Thanks for the insight Sheila! It seems as if I have been "haunted" by that relaxin hormone since the early stages of my pregnancy. It first attacked in the first trimester bringing on old injuries such as my achilles tendinitis, forcing me to cut back on my workouts for five to six weeks. Then in the third trimester, it had attacked my groin and round ligaments so hard that all kick boxing had to be eliminated and all other activities had to be seriously modified (especially by the last three weeks). Then after the birth of Eric I tried to ease into exercise after three weeks by doing just a few lunges without any weights(one set of 15 reps per leg)and 15 minutes of stepping on a four inch platform, only to find that my knees bruised the next day.

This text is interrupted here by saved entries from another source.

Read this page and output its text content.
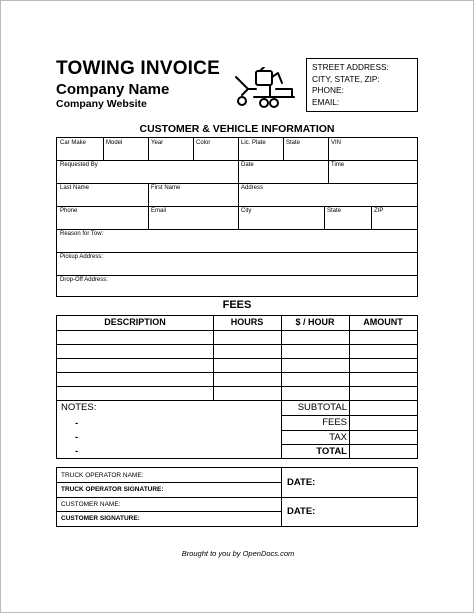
TOWING INVOICE
Company Name
Company Website
STREET ADDRESS:
CITY, STATE, ZIP:
PHONE:
EMAIL:
CUSTOMER & VEHICLE INFORMATION
Car Make	Model	Year	Color	Lic. Plate	State	VIN
Requested By	Date	Time
Last Name	First Name	Address
Phone	Email	City	State	ZIP
Reason for Tow:
Pickup Address:
Drop-Off Address:
FEES
DESCRIPTION	HOURS	$ / HOUR	AMOUNT
NOTES:
-
-
-
SUBTOTAL
FEES
TAX
TOTAL
TRUCK OPERATOR NAME:
TRUCK OPERATOR SIGNATURE:
CUSTOMER NAME:
CUSTOMER SIGNATURE:
DATE:
DATE:
Brought to you by OpenDocs.com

Now, as I continue to breastfeed with this relaxin hormone obviously still in my sysyem, I truly wonder what I will be faced with as I return to work and start to teach again. I have been treating our move to our new home as a "break in"(being very careful not too carry too many boxes per day and not too heavy of a box per trip up and down the stairs) and doing a few crunches and push ups in addition to help prepare. The stairs in the house seem to have built up my endurance enough that now my knees do not bruise when I do a few lunges. But I will obviously have to return to exercise using much caution and modification.

Bottom line: It is very important to not do too much too soon when returning to exercise after having a baby. And to be very aware of that relaxin hormone(which can effect some moms much harder than others) which can still linger around in the joints(postpartum) making them very vunerable to injury during all activities.